Even if the proposed utility rate increases are approved, TPU officials say Tacoma’s water, power and rail utility rates will remain lower than those charged by comparable utilities.

“We’ve been very concerned about the rate increases, which of course, we knew would be required,” TPU Board chairman Bob Casey said.

But, Casey added, he has  “not seen the depth of review” of any previous utility budget than this one during his seven years on the board.

The budget proposal is next set to be formally presented on Wednesday to TPU’s board of directors, who are scheduled to approve a budget two weeks later, Casey said.

Ultimately, a final budget and any rate increases must win approval of the City Council.

Among other details they requested, council members asked for more information about recent pay increases to some utility employees to help them analyze the budget.

Councilman Jake Fey also asked utility and city officials to provide more information about established programs to help seniors and other ratepayers who might have trouble paying increased utility bills.

Leave a comment Comments → 15
  1. omega629 says:

    This is crazy. One of the reasons i regret moving to Tacoma.

  2. Those “average” water and power bills used in the article are crazy low.
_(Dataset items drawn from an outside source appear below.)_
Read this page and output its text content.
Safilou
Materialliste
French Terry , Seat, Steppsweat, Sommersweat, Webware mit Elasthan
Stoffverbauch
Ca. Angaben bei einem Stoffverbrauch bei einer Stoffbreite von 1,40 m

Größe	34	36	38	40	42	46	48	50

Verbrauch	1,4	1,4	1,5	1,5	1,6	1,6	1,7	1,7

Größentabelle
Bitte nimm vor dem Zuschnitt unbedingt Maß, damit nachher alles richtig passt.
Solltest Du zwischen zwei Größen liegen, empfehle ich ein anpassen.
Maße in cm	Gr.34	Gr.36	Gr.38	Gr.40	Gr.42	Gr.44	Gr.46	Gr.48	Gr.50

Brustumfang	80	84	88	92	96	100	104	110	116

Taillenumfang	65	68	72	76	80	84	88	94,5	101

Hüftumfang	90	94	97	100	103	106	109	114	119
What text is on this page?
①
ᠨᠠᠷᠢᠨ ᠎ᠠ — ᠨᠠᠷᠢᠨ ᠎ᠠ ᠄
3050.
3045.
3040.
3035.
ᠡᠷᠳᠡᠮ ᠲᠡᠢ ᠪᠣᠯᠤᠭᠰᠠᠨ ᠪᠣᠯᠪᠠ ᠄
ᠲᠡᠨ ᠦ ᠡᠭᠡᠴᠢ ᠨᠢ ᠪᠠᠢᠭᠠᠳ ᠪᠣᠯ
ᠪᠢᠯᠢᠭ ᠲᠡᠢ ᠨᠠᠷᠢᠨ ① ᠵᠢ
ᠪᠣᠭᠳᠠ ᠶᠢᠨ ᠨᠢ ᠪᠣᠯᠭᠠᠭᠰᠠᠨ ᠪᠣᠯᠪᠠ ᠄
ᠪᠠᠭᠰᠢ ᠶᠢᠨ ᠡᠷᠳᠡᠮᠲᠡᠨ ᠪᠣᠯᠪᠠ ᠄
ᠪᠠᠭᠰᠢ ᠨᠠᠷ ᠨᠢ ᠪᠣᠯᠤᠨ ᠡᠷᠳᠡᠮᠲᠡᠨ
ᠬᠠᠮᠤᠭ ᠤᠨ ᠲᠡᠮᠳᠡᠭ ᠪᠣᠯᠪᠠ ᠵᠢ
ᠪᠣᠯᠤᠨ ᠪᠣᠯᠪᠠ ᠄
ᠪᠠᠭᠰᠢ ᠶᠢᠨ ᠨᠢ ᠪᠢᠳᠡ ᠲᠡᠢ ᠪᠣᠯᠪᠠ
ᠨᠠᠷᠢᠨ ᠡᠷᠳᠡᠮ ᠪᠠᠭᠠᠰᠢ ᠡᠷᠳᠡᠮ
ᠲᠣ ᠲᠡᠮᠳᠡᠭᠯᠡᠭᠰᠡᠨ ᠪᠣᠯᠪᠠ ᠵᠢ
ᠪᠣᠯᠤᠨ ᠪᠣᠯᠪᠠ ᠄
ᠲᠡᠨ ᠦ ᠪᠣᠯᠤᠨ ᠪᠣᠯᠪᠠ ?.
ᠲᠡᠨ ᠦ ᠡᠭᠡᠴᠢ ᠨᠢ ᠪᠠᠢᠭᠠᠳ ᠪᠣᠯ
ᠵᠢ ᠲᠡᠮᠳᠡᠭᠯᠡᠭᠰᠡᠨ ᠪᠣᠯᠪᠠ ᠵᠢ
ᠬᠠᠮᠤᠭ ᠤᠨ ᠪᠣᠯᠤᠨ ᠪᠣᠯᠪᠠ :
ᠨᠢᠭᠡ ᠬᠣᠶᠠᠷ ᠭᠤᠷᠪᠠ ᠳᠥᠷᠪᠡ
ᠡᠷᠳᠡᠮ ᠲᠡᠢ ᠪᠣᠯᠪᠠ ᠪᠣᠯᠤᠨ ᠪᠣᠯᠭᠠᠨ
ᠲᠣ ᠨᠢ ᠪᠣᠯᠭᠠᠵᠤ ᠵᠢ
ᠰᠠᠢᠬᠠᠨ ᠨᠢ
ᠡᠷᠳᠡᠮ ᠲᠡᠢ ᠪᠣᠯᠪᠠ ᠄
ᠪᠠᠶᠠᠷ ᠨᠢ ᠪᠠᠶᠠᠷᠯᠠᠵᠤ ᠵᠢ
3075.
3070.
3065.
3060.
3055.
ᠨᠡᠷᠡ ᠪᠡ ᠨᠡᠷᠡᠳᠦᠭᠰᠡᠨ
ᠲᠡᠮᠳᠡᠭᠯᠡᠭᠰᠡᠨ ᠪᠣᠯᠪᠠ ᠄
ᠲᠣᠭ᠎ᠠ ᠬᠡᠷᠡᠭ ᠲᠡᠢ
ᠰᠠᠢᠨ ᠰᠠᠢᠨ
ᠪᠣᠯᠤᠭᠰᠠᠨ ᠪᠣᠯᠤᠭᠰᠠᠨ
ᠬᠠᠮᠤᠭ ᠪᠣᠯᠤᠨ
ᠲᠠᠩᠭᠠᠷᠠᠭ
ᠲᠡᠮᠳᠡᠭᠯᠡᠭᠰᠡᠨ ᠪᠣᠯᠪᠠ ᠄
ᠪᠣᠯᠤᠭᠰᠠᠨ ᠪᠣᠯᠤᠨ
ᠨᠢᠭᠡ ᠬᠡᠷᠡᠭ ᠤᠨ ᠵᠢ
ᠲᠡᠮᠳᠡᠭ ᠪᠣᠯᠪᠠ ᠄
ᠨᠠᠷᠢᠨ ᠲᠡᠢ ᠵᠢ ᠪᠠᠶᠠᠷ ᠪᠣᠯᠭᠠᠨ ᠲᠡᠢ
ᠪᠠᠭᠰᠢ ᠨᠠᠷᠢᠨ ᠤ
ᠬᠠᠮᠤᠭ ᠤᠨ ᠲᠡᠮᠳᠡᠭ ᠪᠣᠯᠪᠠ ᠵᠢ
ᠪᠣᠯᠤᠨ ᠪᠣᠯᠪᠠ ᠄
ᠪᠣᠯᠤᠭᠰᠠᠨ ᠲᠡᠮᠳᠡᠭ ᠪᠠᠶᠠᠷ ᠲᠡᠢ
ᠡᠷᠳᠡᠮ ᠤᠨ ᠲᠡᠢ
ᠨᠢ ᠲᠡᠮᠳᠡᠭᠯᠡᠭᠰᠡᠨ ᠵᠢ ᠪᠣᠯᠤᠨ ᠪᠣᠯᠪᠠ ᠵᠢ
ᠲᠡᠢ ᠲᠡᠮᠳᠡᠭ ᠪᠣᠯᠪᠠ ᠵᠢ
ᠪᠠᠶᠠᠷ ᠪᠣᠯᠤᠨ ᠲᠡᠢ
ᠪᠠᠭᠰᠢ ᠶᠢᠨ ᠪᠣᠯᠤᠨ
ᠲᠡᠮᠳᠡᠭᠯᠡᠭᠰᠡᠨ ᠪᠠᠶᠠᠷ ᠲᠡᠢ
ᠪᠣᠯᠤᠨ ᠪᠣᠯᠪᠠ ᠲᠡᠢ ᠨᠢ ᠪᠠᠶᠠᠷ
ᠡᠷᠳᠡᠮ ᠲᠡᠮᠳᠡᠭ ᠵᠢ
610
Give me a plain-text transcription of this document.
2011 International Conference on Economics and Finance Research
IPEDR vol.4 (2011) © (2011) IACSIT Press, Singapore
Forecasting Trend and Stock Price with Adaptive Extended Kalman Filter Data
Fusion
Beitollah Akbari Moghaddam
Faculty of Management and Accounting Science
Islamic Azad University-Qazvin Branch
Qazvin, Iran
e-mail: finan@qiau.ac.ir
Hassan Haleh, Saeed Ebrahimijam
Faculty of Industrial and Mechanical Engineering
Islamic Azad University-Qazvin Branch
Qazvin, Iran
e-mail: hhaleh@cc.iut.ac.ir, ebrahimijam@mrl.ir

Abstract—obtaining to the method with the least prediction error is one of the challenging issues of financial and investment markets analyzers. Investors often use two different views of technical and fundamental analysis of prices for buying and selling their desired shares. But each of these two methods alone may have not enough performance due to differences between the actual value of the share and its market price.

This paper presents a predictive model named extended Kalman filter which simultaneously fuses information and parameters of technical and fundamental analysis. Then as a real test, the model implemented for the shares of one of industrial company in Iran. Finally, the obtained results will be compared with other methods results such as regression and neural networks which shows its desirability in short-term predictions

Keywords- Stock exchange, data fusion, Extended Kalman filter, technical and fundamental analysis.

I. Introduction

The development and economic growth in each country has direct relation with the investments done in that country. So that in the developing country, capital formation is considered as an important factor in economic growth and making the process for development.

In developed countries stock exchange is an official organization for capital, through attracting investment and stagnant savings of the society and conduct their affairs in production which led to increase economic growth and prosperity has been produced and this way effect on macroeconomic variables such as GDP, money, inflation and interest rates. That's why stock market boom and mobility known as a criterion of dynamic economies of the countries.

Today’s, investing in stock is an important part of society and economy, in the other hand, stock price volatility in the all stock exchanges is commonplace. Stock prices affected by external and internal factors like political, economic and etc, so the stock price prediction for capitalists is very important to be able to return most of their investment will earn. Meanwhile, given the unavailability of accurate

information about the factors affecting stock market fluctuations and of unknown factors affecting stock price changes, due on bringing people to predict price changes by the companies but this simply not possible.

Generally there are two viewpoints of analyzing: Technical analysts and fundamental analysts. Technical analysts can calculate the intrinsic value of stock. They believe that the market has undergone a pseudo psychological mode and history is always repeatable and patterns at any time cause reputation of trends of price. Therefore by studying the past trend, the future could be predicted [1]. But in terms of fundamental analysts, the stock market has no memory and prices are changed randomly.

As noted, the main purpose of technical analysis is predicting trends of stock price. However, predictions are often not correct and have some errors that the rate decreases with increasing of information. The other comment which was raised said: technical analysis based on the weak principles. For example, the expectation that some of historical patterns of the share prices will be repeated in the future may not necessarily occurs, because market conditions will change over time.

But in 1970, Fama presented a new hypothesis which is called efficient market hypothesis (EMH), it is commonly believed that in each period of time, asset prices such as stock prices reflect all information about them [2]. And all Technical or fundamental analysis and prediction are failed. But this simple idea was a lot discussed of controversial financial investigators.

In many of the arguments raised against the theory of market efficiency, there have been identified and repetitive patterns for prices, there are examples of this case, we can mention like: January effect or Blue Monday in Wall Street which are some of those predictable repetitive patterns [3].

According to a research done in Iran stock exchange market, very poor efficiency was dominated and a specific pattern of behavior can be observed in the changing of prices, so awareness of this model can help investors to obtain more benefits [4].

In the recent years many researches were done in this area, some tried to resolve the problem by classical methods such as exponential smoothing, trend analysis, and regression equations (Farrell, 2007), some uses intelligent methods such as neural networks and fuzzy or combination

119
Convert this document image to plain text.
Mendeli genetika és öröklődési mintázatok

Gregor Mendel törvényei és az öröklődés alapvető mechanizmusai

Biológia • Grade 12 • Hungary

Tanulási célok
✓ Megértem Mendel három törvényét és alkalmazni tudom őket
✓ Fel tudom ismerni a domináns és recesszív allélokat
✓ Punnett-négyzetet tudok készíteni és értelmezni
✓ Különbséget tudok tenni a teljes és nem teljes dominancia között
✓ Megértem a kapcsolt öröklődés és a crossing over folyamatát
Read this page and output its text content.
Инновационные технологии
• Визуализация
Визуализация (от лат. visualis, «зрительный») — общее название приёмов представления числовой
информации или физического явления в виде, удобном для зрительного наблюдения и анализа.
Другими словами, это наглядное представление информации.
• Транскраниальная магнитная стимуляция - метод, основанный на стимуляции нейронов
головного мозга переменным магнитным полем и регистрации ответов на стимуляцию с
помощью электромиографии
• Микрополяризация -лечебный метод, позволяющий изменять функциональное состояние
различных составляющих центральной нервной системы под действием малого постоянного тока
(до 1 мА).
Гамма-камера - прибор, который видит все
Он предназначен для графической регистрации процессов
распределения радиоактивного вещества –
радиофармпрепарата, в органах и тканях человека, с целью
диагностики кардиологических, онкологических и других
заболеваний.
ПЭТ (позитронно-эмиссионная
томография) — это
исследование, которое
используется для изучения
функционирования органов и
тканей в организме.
I have a small home with three residents and our power and water bills together average closer to $200 a month.
    TPU is trying to make it seem like we pay so little for these services as it is that this won’t be a big hit, but it will be.

  3. What gies??? Rate increases but no corresponding freeze on employee salaries.

  4. chip98404 says:

    I am in-city and it has been YEARS since I saw a bill of $61.00 for electricity in any one month! There are just two of us now and we keep lights off, heat low use CFCs like we should, and watch our water use. The cheapest 2-month bill this year has been $450.00. Last January the bill was nearly $900.00. That is going to be a $25.00 to $50.00 a month increase for me. Not chicken feed! Maybe I have to go back to kerosene lamps like my grandfather used to use.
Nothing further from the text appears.